Many of us have been taught the importance of honoring every commitment. While a noble principle, hidden within it is a trap—one that impedes our ability to be productive.
Productive people do the opposite: they live with the chaos of incomplete tasks.
While counterintuitive, the most productive among us pluck one task from the chaos and focus on it completely until they get the job done.
This is why they're successful.
The next time you find yourself swirling in the chaos of your to-do list, ask yourself,
What is the one thing I can do that will make everything else on my to-do list easier or even unnecessary?
That's the task you should be working on.

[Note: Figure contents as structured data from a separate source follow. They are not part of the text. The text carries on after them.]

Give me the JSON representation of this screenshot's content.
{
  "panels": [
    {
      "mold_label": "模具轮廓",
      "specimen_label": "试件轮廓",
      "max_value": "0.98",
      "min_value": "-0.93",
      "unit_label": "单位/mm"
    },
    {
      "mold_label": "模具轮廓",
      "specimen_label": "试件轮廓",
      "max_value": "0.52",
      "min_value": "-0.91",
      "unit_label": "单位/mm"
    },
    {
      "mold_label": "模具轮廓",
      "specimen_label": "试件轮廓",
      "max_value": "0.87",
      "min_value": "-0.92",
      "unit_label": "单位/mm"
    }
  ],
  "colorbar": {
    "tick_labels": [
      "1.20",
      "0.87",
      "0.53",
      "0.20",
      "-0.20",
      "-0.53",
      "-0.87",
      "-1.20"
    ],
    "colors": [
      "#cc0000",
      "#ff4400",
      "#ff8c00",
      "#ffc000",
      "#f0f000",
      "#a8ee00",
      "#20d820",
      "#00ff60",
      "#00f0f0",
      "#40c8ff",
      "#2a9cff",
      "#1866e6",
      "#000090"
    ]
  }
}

Gary Keller, author of The One Thing, gave this example on Tim Ferriss's podcast:
I come home, I pull into the garage. What's the one thing I could do with my wife when I walk in the door, such that by doing it everything else for the rest of the night will be easier or unnecessary? The answer is go find her and kiss her. And it's actually that simple.
Consider what you need to accomplish. You can probably immediately identify one or two urgent tasks. Pick one and execute.

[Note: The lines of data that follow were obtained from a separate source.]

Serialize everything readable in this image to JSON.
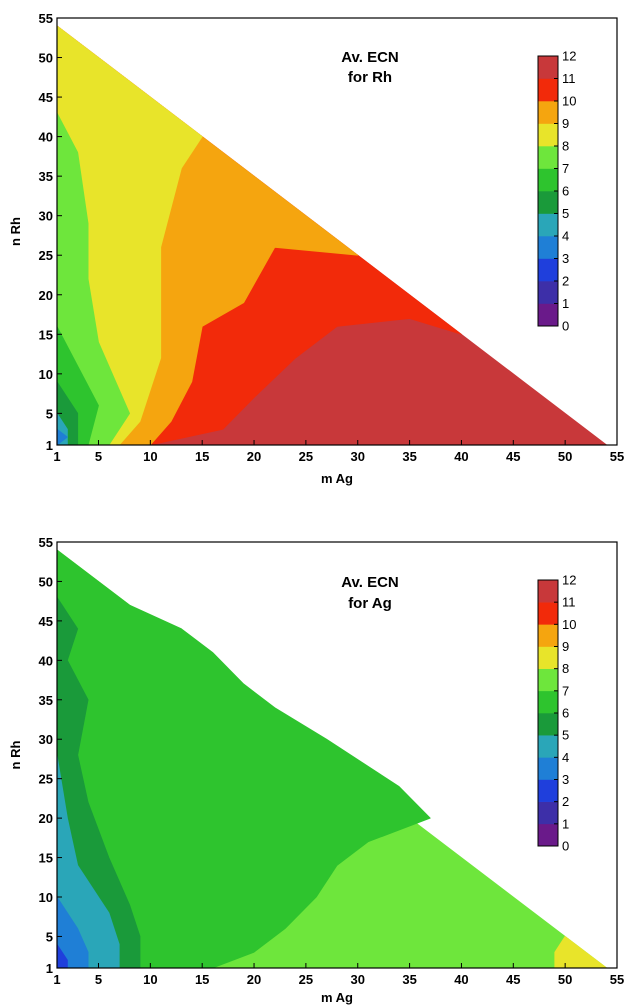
{
  "colormap": {
    "levels": [
      0,
      1,
      2,
      3,
      4,
      5,
      6,
      7,
      8,
      9,
      10,
      11,
      12
    ],
    "colors": [
      "#6a1a8a",
      "#3d2fa8",
      "#1f3fdc",
      "#1f7fd6",
      "#2aa6b8",
      "#1a9a3a",
      "#2ec42e",
      "#6ee63c",
      "#e8e42a",
      "#f5a50f",
      "#f22a0a",
      "#c8383a"
    ]
  },
  "chart_data": [
    {
      "type": "heatmap",
      "title_lines": [
        "Av. ECN",
        "for Rh"
      ],
      "xlabel": "m Ag",
      "ylabel": "n Rh",
      "xlim": [
        1,
        55
      ],
      "ylim": [
        1,
        55
      ],
      "xticks": [
        "1",
        "5",
        "10",
        "15",
        "20",
        "25",
        "30",
        "35",
        "40",
        "45",
        "50",
        "55"
      ],
      "yticks": [
        "1",
        "5",
        "10",
        "15",
        "20",
        "25",
        "30",
        "35",
        "40",
        "45",
        "50",
        "55"
      ],
      "colorbar_ticks": [
        "0",
        "1",
        "2",
        "3",
        "4",
        "5",
        "6",
        "7",
        "8",
        "9",
        "10",
        "11",
        "12"
      ],
      "domain": "m + n <= 55 (triangular)",
      "regions": [
        {
          "level": 11,
          "vertices": [
            [
              10,
              1
            ],
            [
              54,
              1
            ],
            [
              1,
              54
            ]
          ]
        },
        {
          "level": 10,
          "vertices": [
            [
              1,
              54
            ],
            [
              40,
              15
            ],
            [
              35,
              17
            ],
            [
              28,
              16
            ],
            [
              24,
              12
            ],
            [
              20,
              7
            ],
            [
              17,
              3
            ],
            [
              10,
              1
            ],
            [
              1,
              1
            ]
          ]
        },
        {
          "level": 9,
          "vertices": [
            [
              1,
              54
            ],
            [
              30,
              25
            ],
            [
              22,
              26
            ],
            [
              19,
              19
            ],
            [
              15,
              16
            ],
            [
              14,
              9
            ],
            [
              12,
              4
            ],
            [
              10,
              1
            ],
            [
              1,
              1
            ]
          ]
        },
        {
          "level": 8,
          "vertices": [
            [
              1,
              54
            ],
            [
              15,
              40
            ],
            [
              13,
              36
            ],
            [
              11,
              26
            ],
            [
              11,
              12
            ],
            [
              9,
              4
            ],
            [
              7,
              1
            ],
            [
              1,
              1
            ]
          ]
        },
        {
          "level": 7,
          "vertices": [
            [
              1,
              43
            ],
            [
              3,
              38
            ],
            [
              4,
              29
            ],
            [
              4,
              22
            ],
            [
              5,
              14
            ],
            [
              8,
              5
            ],
            [
              6,
              1
            ],
            [
              1,
              1
            ]
          ]
        },
        {
          "level": 6,
          "vertices": [
            [
              1,
              16
            ],
            [
              3,
              11
            ],
            [
              5,
              6
            ],
            [
              4,
              1
            ],
            [
              1,
              1
            ]
          ]
        },
        {
          "level": 5,
          "vertices": [
            [
              1,
              9
            ],
            [
              3,
              5
            ],
            [
              3,
              1
            ],
            [
              1,
              1
            ]
          ]
        },
        {
          "level": 4,
          "vertices": [
            [
              1,
              5
            ],
            [
              2,
              3
            ],
            [
              2,
              1
            ],
            [
              1,
              1
            ]
          ]
        },
        {
          "level": 3,
          "vertices": [
            [
              1,
              3
            ],
            [
              2,
              2
            ],
            [
              1,
              1
            ]
          ]
        }
      ]
    },
    {
      "type": "heatmap",
      "title_lines": [
        "Av. ECN",
        "for Ag"
      ],
      "xlabel": "m Ag",
      "ylabel": "n Rh",
      "xlim": [
        1,
        55
      ],
      "ylim": [
        1,
        55
      ],
      "xticks": [
        "1",
        "5",
        "10",
        "15",
        "20",
        "25",
        "30",
        "35",
        "40",
        "45",
        "50",
        "55"
      ],
      "yticks": [
        "1",
        "5",
        "10",
        "15",
        "20",
        "25",
        "30",
        "35",
        "40",
        "45",
        "50",
        "55"
      ],
      "colorbar_ticks": [
        "0",
        "1",
        "2",
        "3",
        "4",
        "5",
        "6",
        "7",
        "8",
        "9",
        "10",
        "11",
        "12"
      ],
      "domain": "m + n <= 55 (triangular)",
      "regions": [
        {
          "level": 7,
          "vertices": [
            [
              1,
              1
            ],
            [
              54,
              1
            ],
            [
              1,
              54
            ]
          ]
        },
        {
          "level": 6,
          "vertices": [
            [
              1,
              54
            ],
            [
              8,
              47
            ],
            [
              13,
              44
            ],
            [
              16,
              41
            ],
            [
              19,
              37
            ],
            [
              22,
              34
            ],
            [
              27,
              30
            ],
            [
              34,
              24
            ],
            [
              37,
              20
            ],
            [
              31,
              17
            ],
            [
              28,
              14
            ],
            [
              26,
              10
            ],
            [
              23,
              6
            ],
            [
              20,
              3
            ],
            [
              16,
              1
            ],
            [
              1,
              1
            ]
          ]
        },
        {
          "level": 5,
          "vertices": [
            [
              1,
              48
            ],
            [
              3,
              44
            ],
            [
              2,
              40
            ],
            [
              4,
              35
            ],
            [
              3,
              28
            ],
            [
              4,
              22
            ],
            [
              6,
              15
            ],
            [
              8,
              9
            ],
            [
              9,
              5
            ],
            [
              9,
              1
            ],
            [
              1,
              1
            ]
          ]
        },
        {
          "level": 4,
          "vertices": [
            [
              1,
              28
            ],
            [
              2,
              20
            ],
            [
              3,
              14
            ],
            [
              6,
              8
            ],
            [
              7,
              4
            ],
            [
              7,
              1
            ],
            [
              1,
              1
            ]
          ]
        },
        {
          "level": 3,
          "vertices": [
            [
              1,
              10
            ],
            [
              3,
              6
            ],
            [
              4,
              3
            ],
            [
              4,
              1
            ],
            [
              1,
              1
            ]
          ]
        },
        {
          "level": 2,
          "vertices": [
            [
              1,
              4
            ],
            [
              2,
              2
            ],
            [
              2,
              1
            ],
            [
              1,
              1
            ]
          ]
        },
        {
          "level": 8,
          "vertices": [
            [
              49,
              1
            ],
            [
              54,
              1
            ],
            [
              50,
              5
            ],
            [
              49,
              3
            ]
          ]
        }
      ]
    }
  ]
}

This might be challenging for conscientious people that want to honor every commitment. Unfinished business never sits well, regardless of how paralyzed they can become by indecision.
The nagging feeling of incompletion is known as the Zeigarnik effect. Discovered in 1927 by Lithuanian psychologist Bluma Zeigarnik, she was initially inspired by her professor, Kurt Lewin, who noticed cafe waiters remembered incomplete tabs more efficiently than paid bills.
We tend to remember unfinished or interrupted tasks better than completed duties.
Our minds remain fixated on an unfinished task, which can result in mental and physical unease. We're only freed from the burden of a task once it's been completed.
This makes scheduling work sessions essential to a productive workflow. You're freed from the Zeigarnik effect once you've documented your tasks. The nagging feeling disappears.
Your conscientious brain gives you permission to focus on the thing that matters most right now.
Mono-tasking can feel miraculous. Really, it just takes practice.